The flat roof of a building and the deck of a ship: two examples of surfaces that are very suitable for the application of solar panels, but which must remain accessible. Now, of course, it is possible to keep a walkway or walkable area clear, but this may restrict the number of ‘conventional’ PV panels that can be installed, giving a lower yield, especially if a large part of the surface has to be walkable. A workable solution is to apply walkable solar panels. This way, you make optimal energy-generating use of the space, without limiting the function of the roof or deck.
Walkable solar panels come in several types and specifications. They can be bendable, also called semi-flexible, which means it will not break or crack when you walk over it. High-quality glass-on-glass solar panels are also available as walkable PV panels. The panel consists of several layers of glass with layers of film between the glass. A semi-flexible panel can be fitted with an anti-slip layer. With a glass-on-glass solar panel, the top layer is always a sheet of glass, making it very slippery when damp or wet.
If you want to make optimal use of the available surface area without compromising accessibility, select a solar panel that is walkable. Ships, and sailing boats in particular, usually have decks with limited surface areas which must be fully walkable. On these decks, you want the highest possible yield. This is precisely when a walkable solar panel combines the advantages of a solid surface and the generation of sustainable energy.
Would you like to know more about our walkable products and which product best suits your situation? Or would you like an instant quotation for walkable solar panels? Then get in touch with us.

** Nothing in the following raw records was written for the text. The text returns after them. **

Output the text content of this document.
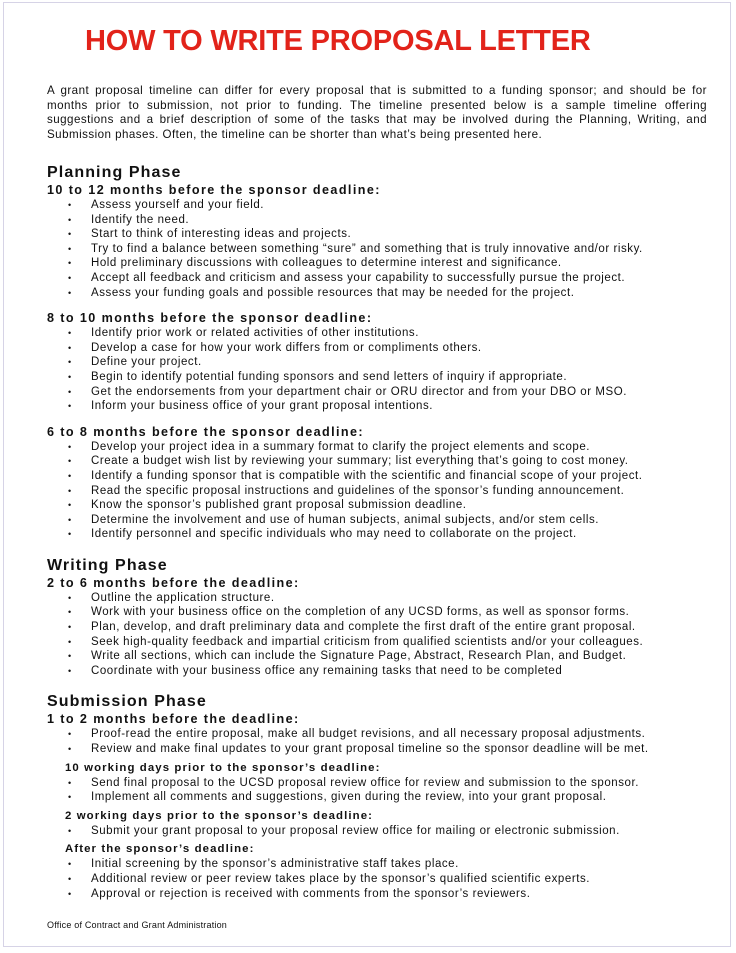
HOW TO WRITE PROPOSAL LETTER
A grant proposal timeline can differ for every proposal that is submitted to a funding sponsor; and should be for months prior to submission, not prior to funding. The timeline presented below is a sample timeline offering suggestions and a brief description of some of the tasks that may be involved during the Planning, Writing, and Submission phases. Often, the timeline can be shorter than what’s being presented here.
Planning Phase
10 to 12 months before the sponsor deadline:
• Assess yourself and your field.
• Identify the need.
• Start to think of interesting ideas and projects.
• Try to find a balance between something “sure” and something that is truly innovative and/or risky.
• Hold preliminary discussions with colleagues to determine interest and significance.
• Accept all feedback and criticism and assess your capability to successfully pursue the project.
• Assess your funding goals and possible resources that may be needed for the project.
8 to 10 months before the sponsor deadline:
• Identify prior work or related activities of other institutions.
• Develop a case for how your work differs from or compliments others.
• Define your project.
• Begin to identify potential funding sponsors and send letters of inquiry if appropriate.
• Get the endorsements from your department chair or ORU director and from your DBO or MSO.
• Inform your business office of your grant proposal intentions.
6 to 8 months before the sponsor deadline:
• Develop your project idea in a summary format to clarify the project elements and scope.
• Create a budget wish list by reviewing your summary; list everything that’s going to cost money.
• Identify a funding sponsor that is compatible with the scientific and financial scope of your project.
• Read the specific proposal instructions and guidelines of the sponsor’s funding announcement.
• Know the sponsor’s published grant proposal submission deadline.
• Determine the involvement and use of human subjects, animal subjects, and/or stem cells.
• Identify personnel and specific individuals who may need to collaborate on the project.
Writing Phase
2 to 6 months before the deadline:
• Outline the application structure.
• Work with your business office on the completion of any UCSD forms, as well as sponsor forms.
• Plan, develop, and draft preliminary data and complete the first draft of the entire grant proposal.
• Seek high-quality feedback and impartial criticism from qualified scientists and/or your colleagues.
• Write all sections, which can include the Signature Page, Abstract, Research Plan, and Budget.
• Coordinate with your business office any remaining tasks that need to be completed
Submission Phase
1 to 2 months before the deadline:
• Proof-read the entire proposal, make all budget revisions, and all necessary proposal adjustments.
• Review and make final updates to your grant proposal timeline so the sponsor deadline will be met.
10 working days prior to the sponsor’s deadline:
• Send final proposal to the UCSD proposal review office for review and submission to the sponsor.
• Implement all comments and suggestions, given during the review, into your grant proposal.
2 working days prior to the sponsor’s deadline:
• Submit your grant proposal to your proposal review office for mailing or electronic submission.
After the sponsor’s deadline:
• Initial screening by the sponsor’s administrative staff takes place.
• Additional review or peer review takes place by the sponsor’s qualified scientific experts.
• Approval or rejection is received with comments from the sponsor’s reviewers.
Office of Contract and Grant Administration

FAQ – Frequently Asked Questions
A walkable solar panel is one that does not break or crack under the load of a person. The panel can be semi-flexible, or bendable, where it bends a few centimetres under load and is coated with a non-slip layer, or, alternatively, it can be composed of several layers of glass so that it does not bend, crack or break while still capable of being walkable.
When you have a limited roof area, where most or all of the surface has to be accessible and you still want to generate sustainable power with PV panels or, for example, on a ship’s deck or the deck of a sailboat, where space is even more limited and solar panels actually add value.